A letter received by an enlisted man from his girlfriend or wife back home who promised to wait for him. The letter usually goes something like this:

Dear John,

     Blah blah blah blah... It breaks my heart to tell you
this... blah blah blah blah blah I met a nice man named
Carlos at the church picnic a few months ago... blah
blah blah blah... we've fallen in love... blah blah blah
blah... I'm sorry but I just couldn't wait for you... blah 
blah blah blah.

     - Mary
These letters usually don't contain the lines "I'm a callous bitch" or "I needed what I needed when I needed it", probably because such statements would be redundant. The "Dear John" Letter was much more prevalent and more sinister during wartime, when soldiers were unable to avoid conscription and could not return home during leave.

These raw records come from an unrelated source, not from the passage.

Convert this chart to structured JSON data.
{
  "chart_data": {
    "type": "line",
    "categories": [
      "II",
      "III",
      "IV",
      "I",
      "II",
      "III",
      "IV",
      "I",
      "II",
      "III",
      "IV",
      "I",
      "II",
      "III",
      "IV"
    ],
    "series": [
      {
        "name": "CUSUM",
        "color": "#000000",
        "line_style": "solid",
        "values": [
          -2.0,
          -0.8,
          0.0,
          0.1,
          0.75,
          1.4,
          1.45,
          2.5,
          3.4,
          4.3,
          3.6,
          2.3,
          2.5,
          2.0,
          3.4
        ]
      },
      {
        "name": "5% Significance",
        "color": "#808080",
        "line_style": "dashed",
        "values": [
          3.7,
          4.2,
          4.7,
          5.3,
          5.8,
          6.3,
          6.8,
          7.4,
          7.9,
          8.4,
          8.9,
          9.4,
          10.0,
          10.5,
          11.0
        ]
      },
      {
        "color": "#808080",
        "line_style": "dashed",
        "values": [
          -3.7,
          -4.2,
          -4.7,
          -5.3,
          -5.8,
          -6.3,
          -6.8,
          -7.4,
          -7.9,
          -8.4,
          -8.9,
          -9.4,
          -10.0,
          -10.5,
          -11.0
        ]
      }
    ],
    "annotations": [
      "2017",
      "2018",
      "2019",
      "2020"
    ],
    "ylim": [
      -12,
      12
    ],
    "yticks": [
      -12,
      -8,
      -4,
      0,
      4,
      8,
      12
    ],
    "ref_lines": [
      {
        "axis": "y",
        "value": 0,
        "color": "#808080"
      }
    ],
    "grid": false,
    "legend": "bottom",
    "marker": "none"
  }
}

There is an urban legend about the Dear John Letter, wherein Iraqis tried to play on soldiers' fears during Desert Storm, but instead came up with broadcasts like "While you are sitting in the desert, Bart Simpson is sleeping with your wives!"

The best way to combat a "Dear John" Letter is to collect pictures of the sisters, cousins, and girlfriends of other members of your platoon, squadron, etc., mix her picture in with them, and send them back home with a letter than reads:

Dear Mary,

     I forget which one is you.  Please remove your 
picture and send the rest back to me.  Thank you.